Burada kaldığımız her gün yan odada farklı bir Uzak doğulu kaldı. Sanırım çoğu Çinliydi. Otel sahibiyle konuştuğumuzda Çinlilerin her gün farklı bir otelde kaldığını ve buna anlam veremediğini söyledi. Yani Santorini içinde bile her gün farklı bir yerde kalıyorlarmış. Bu arada otel sahibi bir daha gelecek olursanız beni arayın booking.com’dan daha ucuz fiyat veririm diye bize söyledi. Belki kaldığımız yeri beğenen olur sizin aklınızda olsun.

Santorini de üç büyük köy var Fira, İmerovigli ve Oia. Santorini bir volkanın kraterinin çöküp içine su dolması ile oluştuğu için bu üç köy de kraterin iç tarafına yani caldera dedikleri yere bakıyor ve yine bu nedenle 3’ü de denize tepeden bakıyor.

Fira’nın aşağısında Cruise gemilerinin yanaştığı yer var. Oradan eşeklerle veya merdivenden kendiniz veya teleferikle yukarı Fira’ya çıkabilirsiniz.

Fira’dan sonra İmerovigli var. Bizim kaldığımız yer bu köydeydi. Burada ve Fira’da güneş denize batmıyor. Güneşin denize batışını görmeniz için Oia köyünün en sonuna yel değirmeninin oraya gitmeniz gerek. Biz gün batımını hep verandadan seyrettik. Oia dediğimiz yeri mavi kubbeli kiliselerin ve boy boy kilise çanlarının fotoğraflarından belki hatırlarsınız.

Santorini deniz açısından bizi memnun etmedi. Red Beach denilen yere gittik dalgalar çok büyüktü o yüzden denize giremedik. Başka plaj da aramadık çünkü ben biraz hasta gibiydim o gün. Akşam kaldığımız yerin dibindeki Avocado isimli mekanda yedik orta karardı diyebilirim.
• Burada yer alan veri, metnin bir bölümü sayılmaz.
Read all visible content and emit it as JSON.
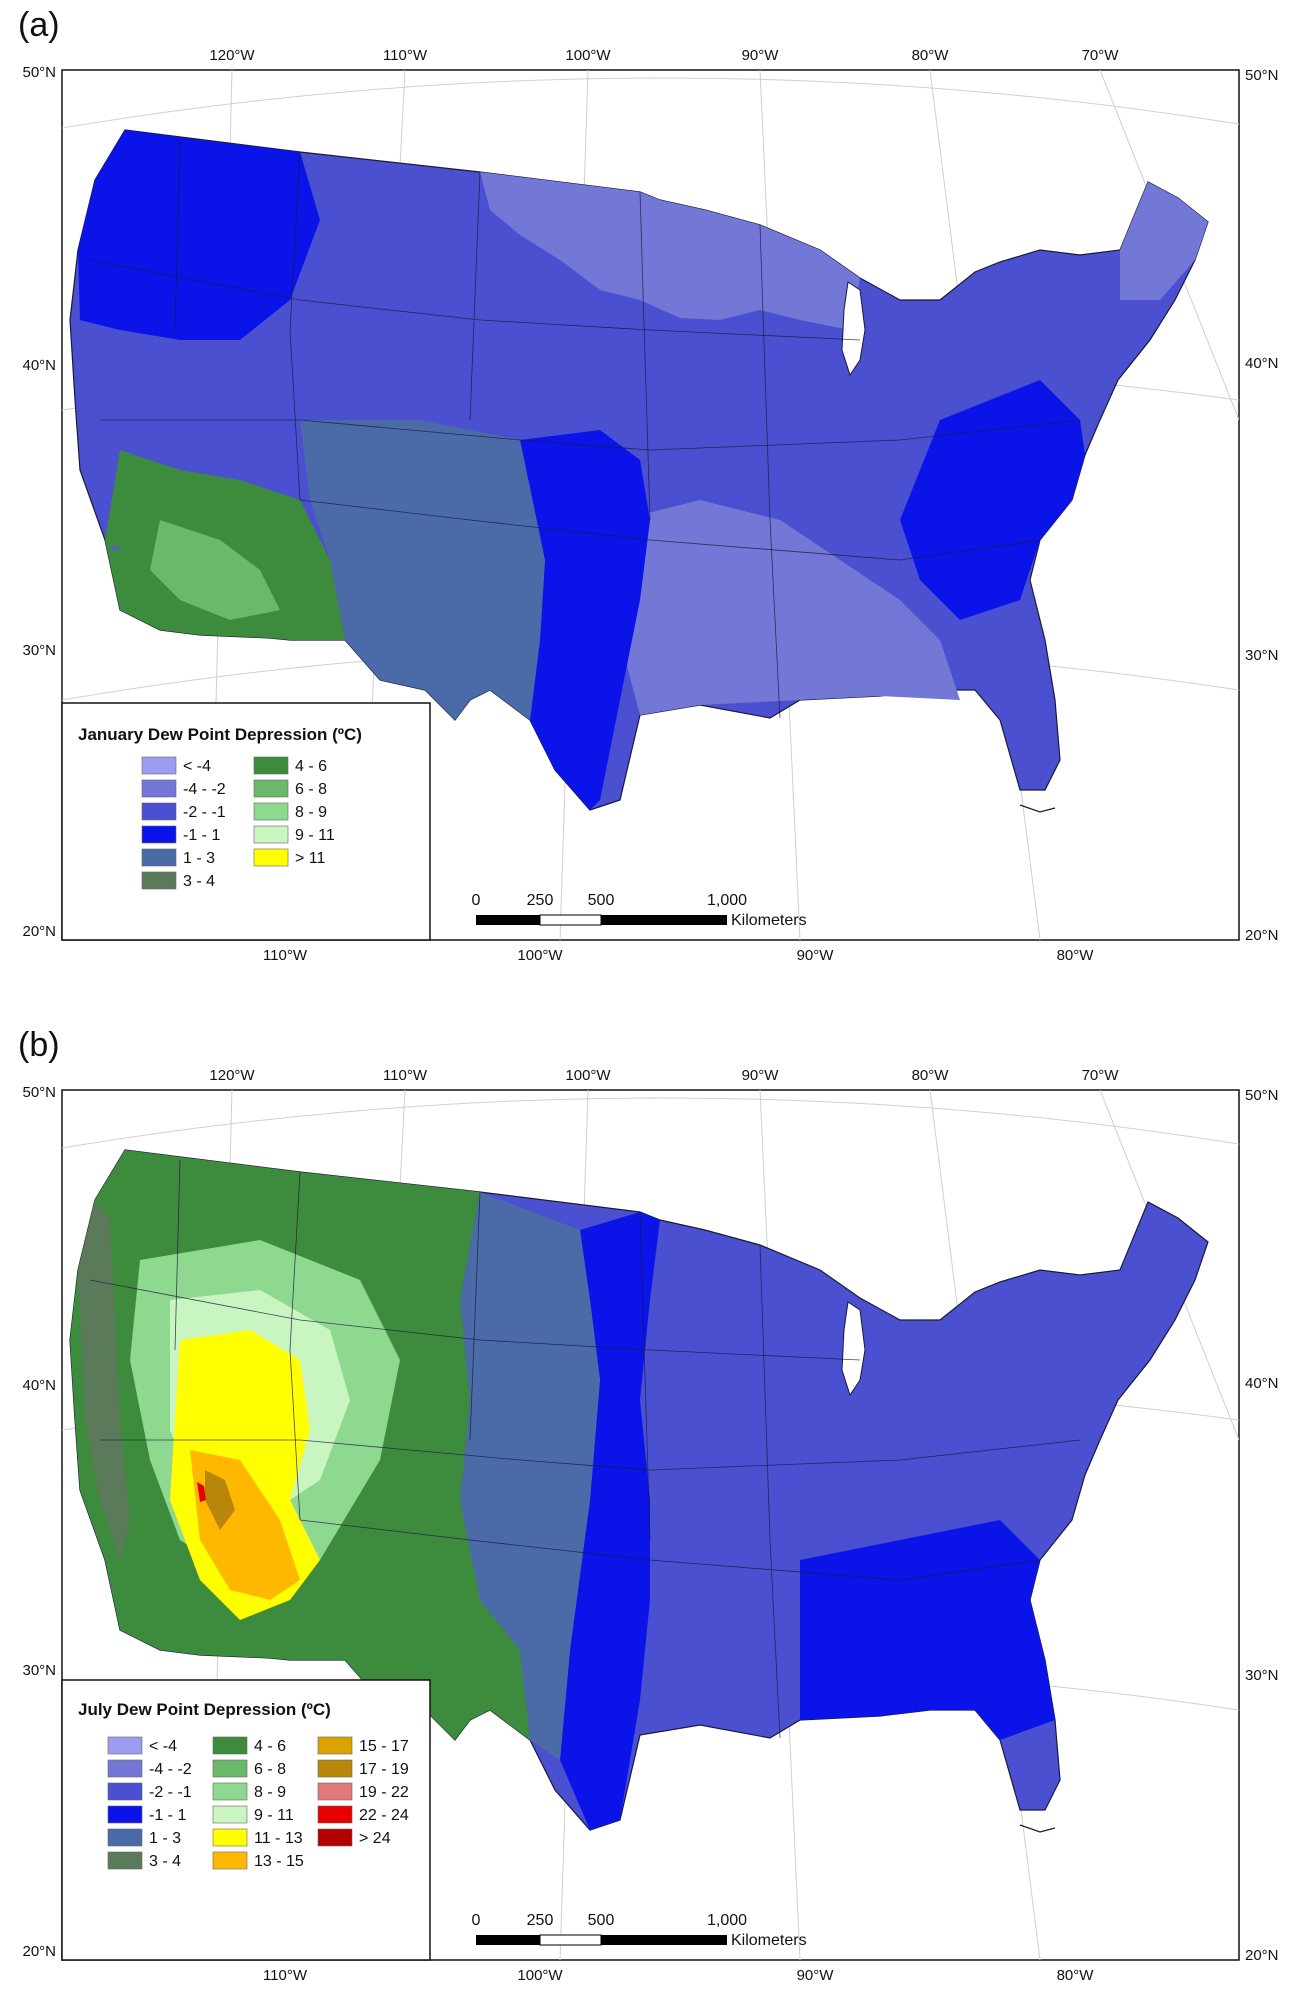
{
  "panels": [
    {
      "label": "(a)",
      "top_lon_labels": [
        "120°W",
        "110°W",
        "100°W",
        "90°W",
        "80°W",
        "70°W"
      ],
      "bottom_lon_labels": [
        "110°W",
        "100°W",
        "90°W",
        "80°W"
      ],
      "left_lat_labels": [
        "50°N",
        "40°N",
        "30°N",
        "20°N"
      ],
      "right_lat_labels": [
        "50°N",
        "40°N",
        "30°N",
        "20°N"
      ],
      "legend": {
        "title": "January Dew Point Depression (ºC)",
        "items": [
          {
            "label": "< -4",
            "color": "#9b9ef0"
          },
          {
            "label": "-4 - -2",
            "color": "#7377d6"
          },
          {
            "label": "-2 - -1",
            "color": "#4a50cf"
          },
          {
            "label": "-1 - 1",
            "color": "#0a14e8"
          },
          {
            "label": "1 - 3",
            "color": "#4a6aa8"
          },
          {
            "label": "3 - 4",
            "color": "#5a7a5a"
          },
          {
            "label": "4 - 6",
            "color": "#3d8c3d"
          },
          {
            "label": "6 - 8",
            "color": "#6ab86a"
          },
          {
            "label": "8 - 9",
            "color": "#8fd88f"
          },
          {
            "label": "9 - 11",
            "color": "#c8f5c0"
          },
          {
            "label": "> 11",
            "color": "#ffff00"
          }
        ]
      },
      "scale": {
        "ticks": [
          "0",
          "250",
          "500",
          "1,000"
        ],
        "unit": "Kilometers"
      }
    },
    {
      "label": "(b)",
      "top_lon_labels": [
        "120°W",
        "110°W",
        "100°W",
        "90°W",
        "80°W",
        "70°W"
      ],
      "bottom_lon_labels": [
        "110°W",
        "100°W",
        "90°W",
        "80°W"
      ],
      "left_lat_labels": [
        "50°N",
        "40°N",
        "30°N",
        "20°N"
      ],
      "right_lat_labels": [
        "50°N",
        "40°N",
        "30°N",
        "20°N"
      ],
      "legend": {
        "title": "July Dew Point Depression (ºC)",
        "items": [
          {
            "label": "< -4",
            "color": "#9b9ef0"
          },
          {
            "label": "-4 - -2",
            "color": "#7377d6"
          },
          {
            "label": "-2 - -1",
            "color": "#4a50cf"
          },
          {
            "label": "-1 - 1",
            "color": "#0a14e8"
          },
          {
            "label": "1 - 3",
            "color": "#4a6aa8"
          },
          {
            "label": "3 - 4",
            "color": "#5a7a5a"
          },
          {
            "label": "4 - 6",
            "color": "#3d8c3d"
          },
          {
            "label": "6 - 8",
            "color": "#6ab86a"
          },
          {
            "label": "8 - 9",
            "color": "#8fd88f"
          },
          {
            "label": "9 - 11",
            "color": "#c8f5c0"
          },
          {
            "label": "11 - 13",
            "color": "#ffff00"
          },
          {
            "label": "13 - 15",
            "color": "#ffb800"
          },
          {
            "label": "15 - 17",
            "color": "#d9a300"
          },
          {
            "label": "17 - 19",
            "color": "#b8860b"
          },
          {
            "label": "19 - 22",
            "color": "#e07a7a"
          },
          {
            "label": "22 - 24",
            "color": "#e60000"
          },
          {
            "label": "> 24",
            "color": "#b30000"
          }
        ]
      },
      "scale": {
        "ticks": [
          "0",
          "250",
          "500",
          "1,000"
        ],
        "unit": "Kilometers"
      }
    }
  ]
}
Ertesi sabah Oia (iya diye okunuyor) gidelim dedik. Erkenden gitmemize rağmen temmuz sıcağında rüzgar girmeyen dar sokaklarda bana fenalıklar geldi. Saat 11.30 civarı cruise gemileriyle turistler de gelmeye başlayınca iyice çekilmez oldu. Kendimizi pansiyona zor attık.


Öğlen yemek için Anogi’ye gittik. İdare ederdi diyebilirim. Yemekteki en keyifli şey Yellow Donkey birasıydı. Ekmeksi malt aromasıyla çok doygun ve orta karar şebetçi otuyla güzel dengeli bir biraydı. Ne yazık ki Red Donkey’i Yellow kadar beğenmedim. Bira yorumları için başka bir sayfa açacağım galiba sitede 🙂

O gece akşam yemeği için Fira’daki Naoussa’ya gittik. Buradaki yemekleri pek beğenmedik. Salata filan idare ederdi ancak margarinle yapılmış patates püresi üzerinde tas kebabı gelince biraz midem bulandı. Burası biraz manzara satan bir yer tavsiye etmiyoruz.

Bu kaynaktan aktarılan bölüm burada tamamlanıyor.